At least he had added a prefects distinction to his family line. Symmachus was still a Roman senator, a senior priest whose sway extended from Vestal virgins to omens of war, a man of wealth in gold and land to protect against what sometimes seemed the end of his world. On this troubled Roman morning, four centuries after the death of the first Caesar, he had greater anxieties to express in his letter to his brother than a mass immolation of twenty-nine men from the cold, dank north.
How much did he or anyone really care how the gladiators had died? They were captives condemned to appear in the Colosseum arena. He could see down to their last killing place from up here at his Caelian home. Their miserable heads had been unable to save their miserable necks. Those same heads had decided to break those necks. How had they done it? Who could tell?
He could see silvery streaks in the southern Roman sky, the first morning lights on the high arches built by great warrior emperors of old. This was only the second day of his games, only the start of his latest personal offering for the entertainment of the Roman people. Yesterday had been disastrous but there was much more still to come. Above the soaring marble was the fading array of stars at dawn. Symmachus, like many in uncertain times, found much contemplative comfort in the stars.

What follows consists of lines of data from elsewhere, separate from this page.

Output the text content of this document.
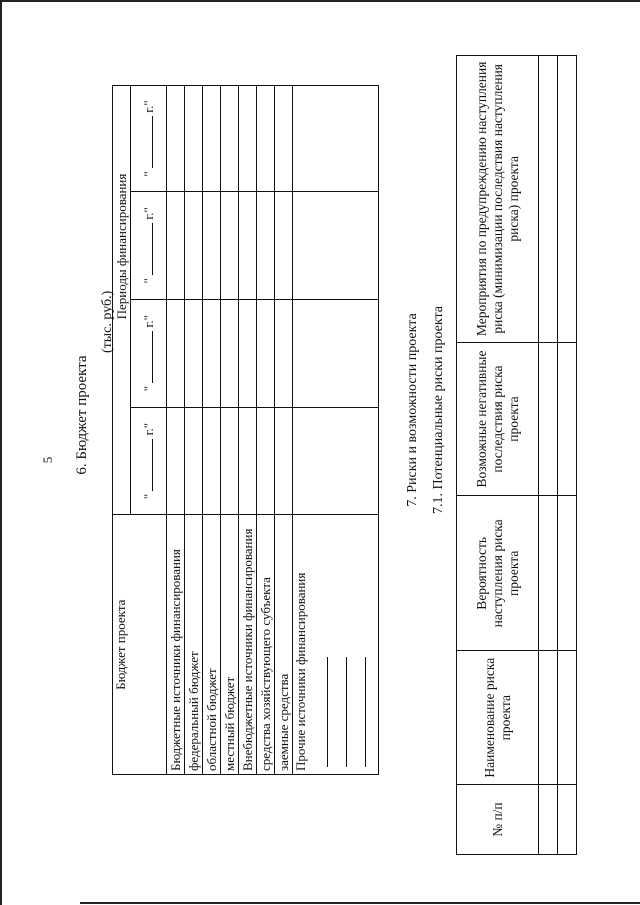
5 6. Бюджет проекта
(тыс. руб.)
Бюджет проекта		Периоды финансирования		
	"  г."	"  г."	"  г."	"  г."
Бюджетные источники финансирования				
федеральный бюджет				
областной бюджет				
местный бюджет				
Внебюджетные источники финансирования				
средства хозяйствующего субъекта				
заемные средства				
Прочие источники финансирования

7. Риски и возможности проекта 7.1. Потенциальные риски проекта
№ п/п	Наименование риска проекта	Вероятность наступления риска проекта	Возможные негативные последствия риска проекта	Мероприятия по предупреждению наступления риска (минимизации последствия наступления риска) проекта
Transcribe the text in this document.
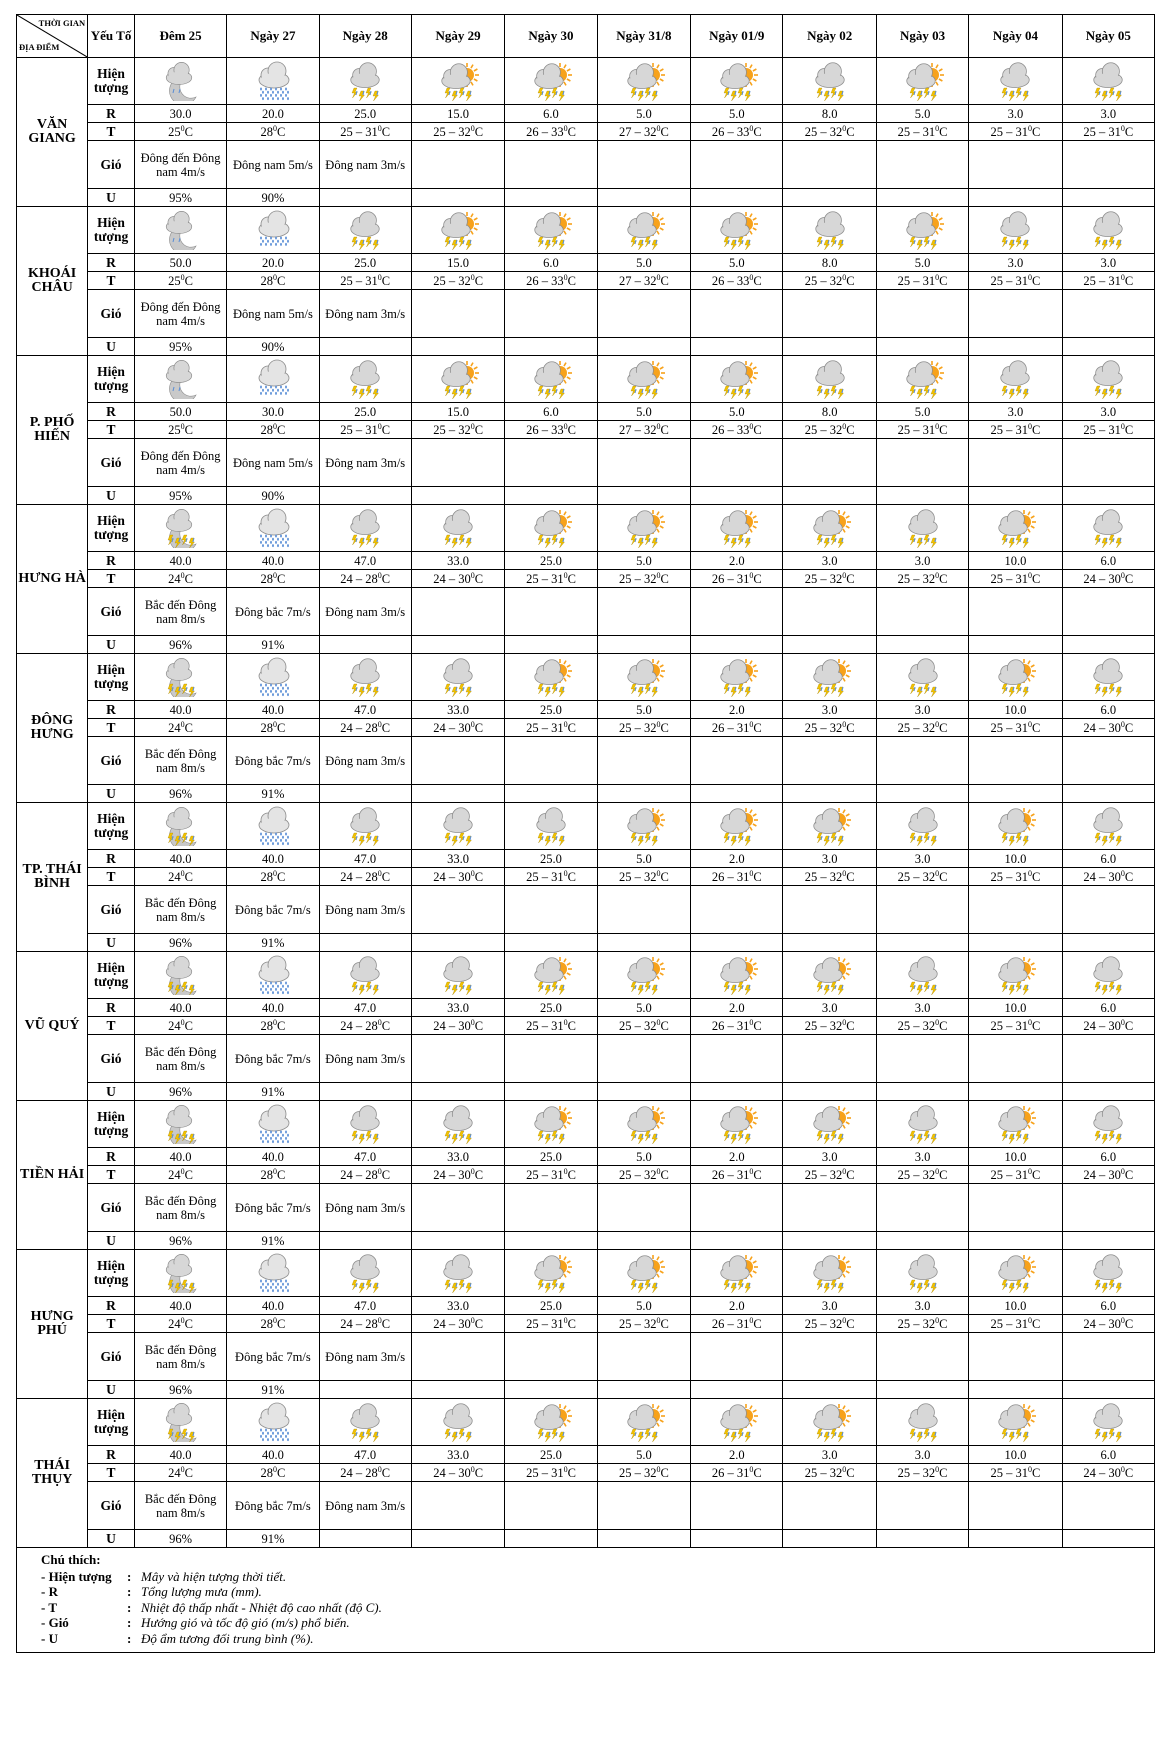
THỜI GIAN
ĐỊA ĐIỂM	Yếu Tố	Đêm 25	Ngày 27	Ngày 28	Ngày 29	Ngày 30	Ngày 31/8	Ngày 01/9	Ngày 02	Ngày 03	Ngày 04	Ngày 05
VĂN GIANG	Hiện tượng	

	R	30.0	20.0	25.0	15.0	6.0	5.0	5.0	8.0	5.0	3.0	3.0
	T	$25^0C$	$28^0C$	$25 - 31^0C$	$25 - 32^0C$	$26 - 33^0C$	$27 - 32^0C$	$26 - 33^0C$	$25 - 32^0C$	$25 - 31^0C$	$25 - 31^0C$	$25 - 31^0C$
	Gió	Đông đến Đông nam 4m/s	Đông nam 5m/s	Đông nam 3m/s								
	U	95%	90%									
KHOÁI CHÂU	Hiện tượng	

	R	50.0	20.0	25.0	15.0	6.0	5.0	5.0	8.0	5.0	3.0	3.0
	T	$25^0C$	$28^0C$	$25 - 31^0C$	$25 - 32^0C$	$26 - 33^0C$	$27 - 32^0C$	$26 - 33^0C$	$25 - 32^0C$	$25 - 31^0C$	$25 - 31^0C$	$25 - 31^0C$
	Gió	Đông đến Đông nam 4m/s	Đông nam 5m/s	Đông nam 3m/s								
	U	95%	90%									
P. PHỐ HIẾN	Hiện tượng	

	R	50.0	30.0	25.0	15.0	6.0	5.0	5.0	8.0	5.0	3.0	3.0
	T	$25^0C$	$28^0C$	$25 - 31^0C$	$25 - 32^0C$	$26 - 33^0C$	$27 - 32^0C$	$26 - 33^0C$	$25 - 32^0C$	$25 - 31^0C$	$25 - 31^0C$	$25 - 31^0C$
	Gió	Đông đến Đông nam 4m/s	Đông nam 5m/s	Đông nam 3m/s								
	U	95%	90%									
HƯNG HÀ	Hiện tượng	

	R	40.0	40.0	47.0	33.0	25.0	5.0	2.0	3.0	3.0	10.0	6.0
	T	$24^0C$	$28^0C$	$24 - 28^0C$	$24 - 30^0C$	$25 - 31^0C$	$25 - 32^0C$	$26 - 31^0C$	$25 - 32^0C$	$25 - 32^0C$	$25 - 31^0C$	$24 - 30^0C$
	Gió	Bắc đến Đông nam 8m/s	Đông bắc 7m/s	Đông nam 3m/s								
	U	96%	91%									
ĐÔNG HƯNG	Hiện tượng	

	R	40.0	40.0	47.0	33.0	25.0	5.0	2.0	3.0	3.0	10.0	6.0
	T	$24^0C$	$28^0C$	$24 - 28^0C$	$24 - 30^0C$	$25 - 31^0C$	$25 - 32^0C$	$26 - 31^0C$	$25 - 32^0C$	$25 - 32^0C$	$25 - 31^0C$	$24 - 30^0C$
	Gió	Bắc đến Đông nam 8m/s	Đông bắc 7m/s	Đông nam 3m/s								
	U	96%	91%									
TP. THÁI BÌNH	Hiện tượng	

	R	40.0	40.0	47.0	33.0	25.0	5.0	2.0	3.0	3.0	10.0	6.0
	T	$24^0C$	$28^0C$	$24 - 28^0C$	$24 - 30^0C$	$25 - 31^0C$	$25 - 32^0C$	$26 - 31^0C$	$25 - 32^0C$	$25 - 32^0C$	$25 - 31^0C$	$24 - 30^0C$
	Gió	Bắc đến Đông nam 8m/s	Đông bắc 7m/s	Đông nam 3m/s								
	U	96%	91%									
VŨ QUÝ	Hiện tượng	

	R	40.0	40.0	47.0	33.0	25.0	5.0	2.0	3.0	3.0	10.0	6.0
	T	$24^0C$	$28^0C$	$24 - 28^0C$	$24 - 30^0C$	$25 - 31^0C$	$25 - 32^0C$	$26 - 31^0C$	$25 - 32^0C$	$25 - 32^0C$	$25 - 31^0C$	$24 - 30^0C$
	Gió	Bắc đến Đông nam 8m/s	Đông bắc 7m/s	Đông nam 3m/s								
	U	96%	91%									
TIỀN HẢI	Hiện tượng	

	R	40.0	40.0	47.0	33.0	25.0	5.0	2.0	3.0	3.0	10.0	6.0
	T	$24^0C$	$28^0C$	$24 - 28^0C$	$24 - 30^0C$	$25 - 31^0C$	$25 - 32^0C$	$26 - 31^0C$	$25 - 32^0C$	$25 - 32^0C$	$25 - 31^0C$	$24 - 30^0C$
	Gió	Bắc đến Đông nam 8m/s	Đông bắc 7m/s	Đông nam 3m/s								
	U	96%	91%									
HƯNG PHÚ	Hiện tượng	

	R	40.0	40.0	47.0	33.0	25.0	5.0	2.0	3.0	3.0	10.0	6.0
	T	$24^0C$	$28^0C$	$24 - 28^0C$	$24 - 30^0C$	$25 - 31^0C$	$25 - 32^0C$	$26 - 31^0C$	$25 - 32^0C$	$25 - 32^0C$	$25 - 31^0C$	$24 - 30^0C$
	Gió	Bắc đến Đông nam 8m/s	Đông bắc 7m/s	Đông nam 3m/s								
	U	96%	91%									
THÁI THỤY	Hiện tượng	

	R	40.0	40.0	47.0	33.0	25.0	5.0	2.0	3.0	3.0	10.0	6.0
	T	$24^0C$	$28^0C$	$24 - 28^0C$	$24 - 30^0C$	$25 - 31^0C$	$25 - 32^0C$	$26 - 31^0C$	$25 - 32^0C$	$25 - 32^0C$	$25 - 31^0C$	$24 - 30^0C$
	Gió	Bắc đến Đông nam 8m/s	Đông bắc 7m/s	Đông nam 3m/s								
	U	96%	91%									
Chú thích:
- Hiện tượng	: Mây và hiện tượng thời tiết.
- R	: Tổng lượng mưa (mm).
- T	: Nhiệt độ thấp nhất - Nhiệt độ cao nhất (độ C).
- Gió	: Hướng gió và tốc độ gió (m/s) phổ biến.
- U	: Độ ẩm tương đối trung bình (%).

His first thought? No one had directly killed himself. Not even the toughest gladiator is tough enough to be his own strangler. All human grip fails before the body is dead. Second thought. Maybe the Saxons had a leader, an elected executioner or one chosen by lot, who stood behind each prisoner in line, choking the breath of one, then another, breaking the bones, stopping the blood. That was possible but not likely. Leadership of such an enterprising kind would surely have been detected and corrected before they arrived.